Las salidas aliviaron el golpe: más de 200 millones ingresados en ventas. Y el campeón Arsenal terminó siendo el equipo con mayor gasto neto de la Premier League. Pero el dato frío no engaña: casi 450 millones de libras invertidos por Liverpool en una sola ventana, más que cualquier otro club en la historia de la competición.

Ese precedente pesa. Lo que el club pagó por esos jugadores, y el volumen total de su gasto, se ha convertido en referencia. Un listón que otros agentes y directores deportivos no dudan en usar ahora como vara de medir.

Liverpool, como tantos otros, fija buena parte de sus valoraciones comparando con operaciones similares. Especialmente cuando vende. De ahí que, pese a que Curtis Jones entra en los últimos 12 meses de contrato, el club pida más de 30 millones de libras por él, apoyándose en lo que se ha pagado recientemente por futbolistas de edad, nivel y situación contractual parecidos.

No es una postura extraña. Es, de hecho, la lógica de un mercado que se retroalimenta.

El riesgo de que el “bueno” cueste como una estrella

El problema es otro: cuando jugadores buenos, pero no todavía de élite indiscutible, se mueven por cifras descomunales, el precio base de cualquier objetivo se dispara. El acceso al auténtico top se vuelve casi prohibitivo.

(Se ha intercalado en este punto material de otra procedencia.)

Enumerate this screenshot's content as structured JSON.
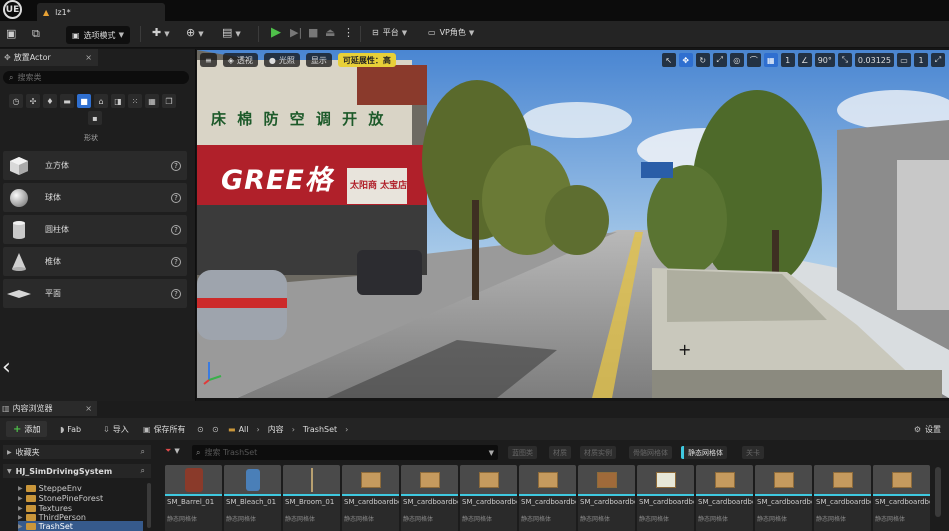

El efecto dominó ya se nota. Paris Saint-Germain ha decidido blindar a Bradley Barcola con una valoración de nueve cifras. RB Leipzig, por su parte, no tuvo reparos en rechazar los 86 millones de libras que Liverpool estaba dispuesto a poner sobre la mesa por Yan Diomande, incluso antes de que el extremo marfileño mostrara su preferencia por un traspaso al propio PSG.

Si los “buenos” cuestan así, ¿cuánto vale entonces el jugador que realmente marca diferencias desde el primer día?

FSG, las gangas y un mercado que ya no perdona

Fenway Sports Group ha hecho de la eficiencia en los despachos una seña de identidad. Presumen, con razón, de exprimir cada libra en el mercado y de detectar oportunidades donde otros no miran. El ejemplo más reciente: la activación de la cláusula de rescisión de 34,5 millones de libras para fichar al internacional español Victor Muñoz desde Osasuna el mes pasado.

Ese tipo de movimientos siguen siendo necesarios. Porque, pese al gran desembolso del último verano, Liverpool no puede igualar de forma sostenida el músculo financiero de algunos de sus rivales directos en la élite inglesa.

Y ahí está el reto de este año. El mercado apenas ha arrancado para Liverpool, pero las necesidades en la plantilla de Andoni Iraola son evidentes. Hay huecos importantes por cubrir y el club busca futbolistas mucho más cercanos al producto terminado que a la simple promesa.

El contexto, sin embargo, empuja en sentido contrario. Los precios se han disparado hasta el punto de que la dirección deportiva ha optado por priorizar objetivos con un perfil de edad más bajo. Futbolistas a los que, en teoría, aún se les puede añadir valor, no solo rendimiento inmediato.

Pagar el precio… o quedarse atrás

La realidad es cruda: en esta ventana, los jugadores se han encarecido de golpe. No solo para Liverpool. Para todos.

La diferencia está en quién puede asumir el golpe sin pestañear y quién debe hilar fino para no desajustar su modelo. Liverpool se ha acostumbrado a ir un paso por delante del mercado. Ahora se encuentra con un mercado que corre desbocado, alimentado por cifras que el propio club ayudó a normalizar hace un año.

El verano dirá si en Anfield están dispuestos a volver a romper su techo… o a vivir con la idea de que, para fichar a los mejores, ya no basta con ser más listo que nadie, también hay que pagar el precio.